The 2004 Palm Island events have once more brought to mind the tragic fate of Australian Aborigines, especially in regards to their status in the Australian society.
Historical background:
1606: First encounter between Aboriginal people and the European in Cape York, Queensland.
1788: Beginning of the British colonization. Foreign diseases decimate the Aboriginal population who also face slaughter.
1838: For the first time, white men are snetenced for the murder of Aboriginal people after the Myall Creek massacre.
1869: Mixed children are taken away from their families in order to be raised by Christians.

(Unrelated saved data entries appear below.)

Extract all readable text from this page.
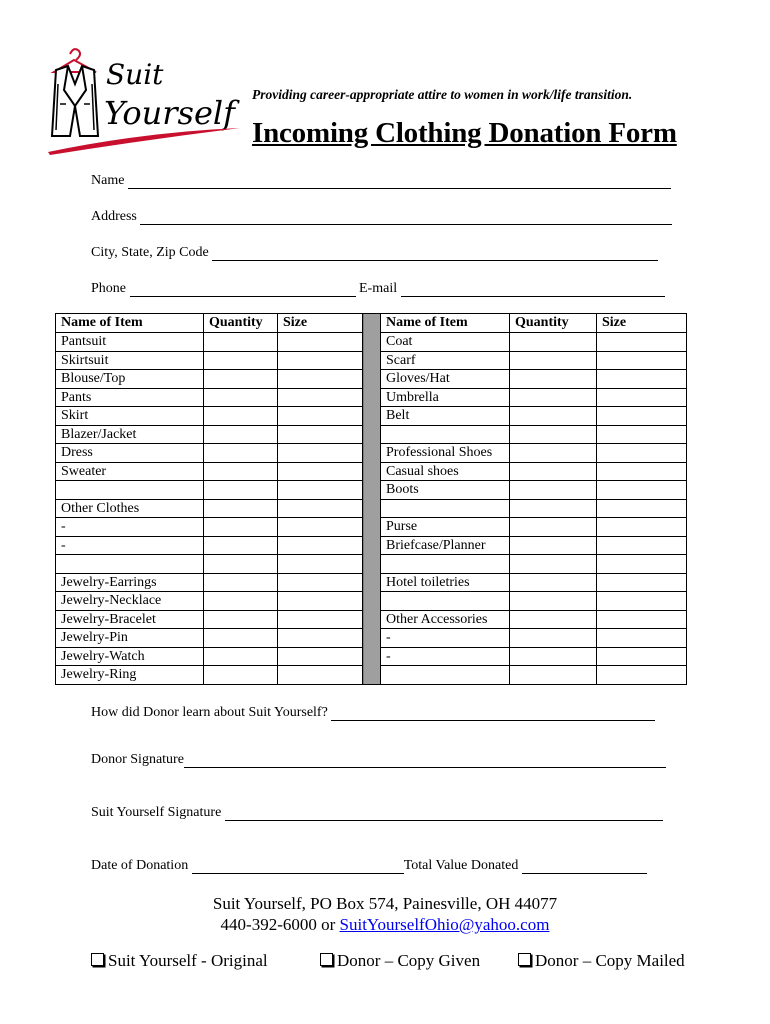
Suit
Yourself	Providing career-appropriate attire to women in work/life transition.
Incoming Clothing Donation Form
Name
Address
City, State, Zip Code
Phone	E-mail
Name of Item	Quantity	Size		Name of Item	Quantity	Size
Pantsuit				Coat		
Skirtsuit				Scarf		
Blouse/Top				Gloves/Hat		
Pants				Umbrella		
Skirt				Belt		
Blazer/Jacket						
Dress				Professional Shoes		
Sweater				Casual shoes		
				Boots		
Other Clothes						
-				Purse		
-				Briefcase/Planner		

Jewelry-Earrings				Hotel toiletries		
Jewelry-Necklace						
Jewelry-Bracelet				Other Accessories		
Jewelry-Pin				-		
Jewelry-Watch				-		
Jewelry-Ring						
How did Donor learn about Suit Yourself?
Donor Signature
Suit Yourself Signature
Date of Donation	Total Value Donated
Suit Yourself, PO Box 574, Painesville, OH 44077
440-392-6000 or SuitYourselfOhio@yahoo.com
Suit Yourself - Original	Donor – Copy Given	Donor – Copy Mailed
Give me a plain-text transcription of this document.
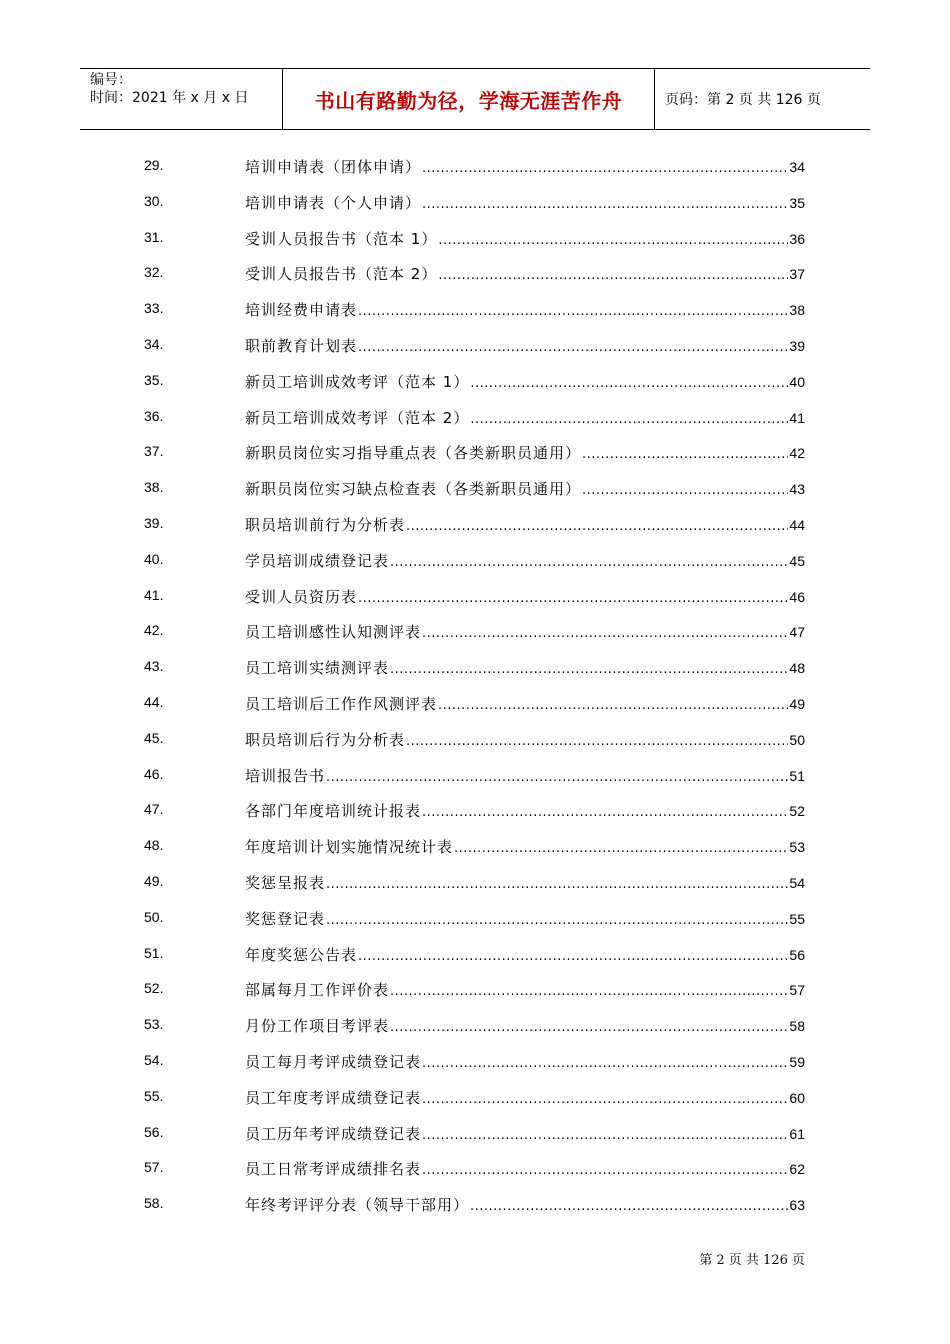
编号：
时间：2021 年 x 月 x 日	书山有路勤为径，学海无涯苦作舟	页码：第 2 页 共 126 页
29.	培训申请表（团体申请） .....	34
30.	培训申请表（个人申请） .....	35
31.	受训人员报告书（范本 1） .....	36
32.	受训人员报告书（范本 2） .....	37
33.	培训经费申请表 .....	38
34.	职前教育计划表 .....	39
35.	新员工培训成效考评（范本 1） .....	40
36.	新员工培训成效考评（范本 2） .....	41
37.	新职员岗位实习指导重点表（各类新职员通用） .....	42
38.	新职员岗位实习缺点检查表（各类新职员通用） .....	43
39.	职员培训前行为分析表 .....	44
40.	学员培训成绩登记表 .....	45
41.	受训人员资历表 .....	46
42.	员工培训感性认知测评表 .....	47
43.	员工培训实绩测评表 .....	48
44.	员工培训后工作作风测评表 .....	49
45.	职员培训后行为分析表 .....	50
46.	培训报告书 .....	51
47.	各部门年度培训统计报表 .....	52
48.	年度培训计划实施情况统计表 .....	53
49.	奖惩呈报表 .....	54
50.	奖惩登记表 .....	55
51.	年度奖惩公告表 .....	56
52.	部属每月工作评价表 .....	57
53.	月份工作项目考评表 .....	58
54.	员工每月考评成绩登记表 .....	59
55.	员工年度考评成绩登记表 .....	60
56.	员工历年考评成绩登记表 .....	61
57.	员工日常考评成绩排名表 .....	62
58.	年终考评评分表（领导干部用） .....	63
第 2 页 共 126 页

This will last about a century, practices nowadays referred to as the Stolen Generations policies.
1962: The Aborigines are conceded the right to vote.
1967: A referendum grants rights to the Aboriginal people, who from this point are tobe be included in the national census.
1999: Vote of a motion of reconciliation, stating that the mistreatments inflicted on the Aboriginal people was the darkest chapter in Australia’s national history.
2008: Prime Minister Kevin Rudd presents a national apology to the Aboriginal people and their Stolen Generations.
Over 40 linguistic groups were displaced altogether, and about 100.000 children were taken from their families. These policies led to a serious loss in Aboriginal cultural heritage, and obviously, to a trauma raging way beyond the scale of generations. Nowadays the Aboriginal population suffers an outstandingly high rate of alcoholism.
Despite an existing integration policies, the situation of the Aboriginal population within the Australian society remains critical: lack of qualified medical staff, isolation, police brutality, etc… Wotton’s lawyer, Stewart E. Levitt, states for instance that 241 Aboriginal people have died in police custody in 15 years time in Australia, without anyone ever being prosecuted.
Lex Wotton recalls the 2004 riots in Warriors for peace, The Political Condition of the Aboriginal People as viewed from Palm Island (Indigènes Editions, 2008), co written with Barbara Glowczewski.
Lex Wotton works as a plumber. In 1997 he created a support group for social, domestic and employment issues. He stands for reconciliation within his community, and believes in a necessity to consider official agreements between the Aboriginal and local landlords. He also wishes for the rise of a cultural and local knowledge center on Palm Island.
Barbara Glowczewski, French ethnographer, has been living among the Aboriginal people of Australia for years. She’s the author, among several other publications, of Angry dreams – Aboriginal alliances in the North-West of Australia and Desert dreamers – the Warlpiri people of Australia. She is also a member of the Sorosoro Scientific board.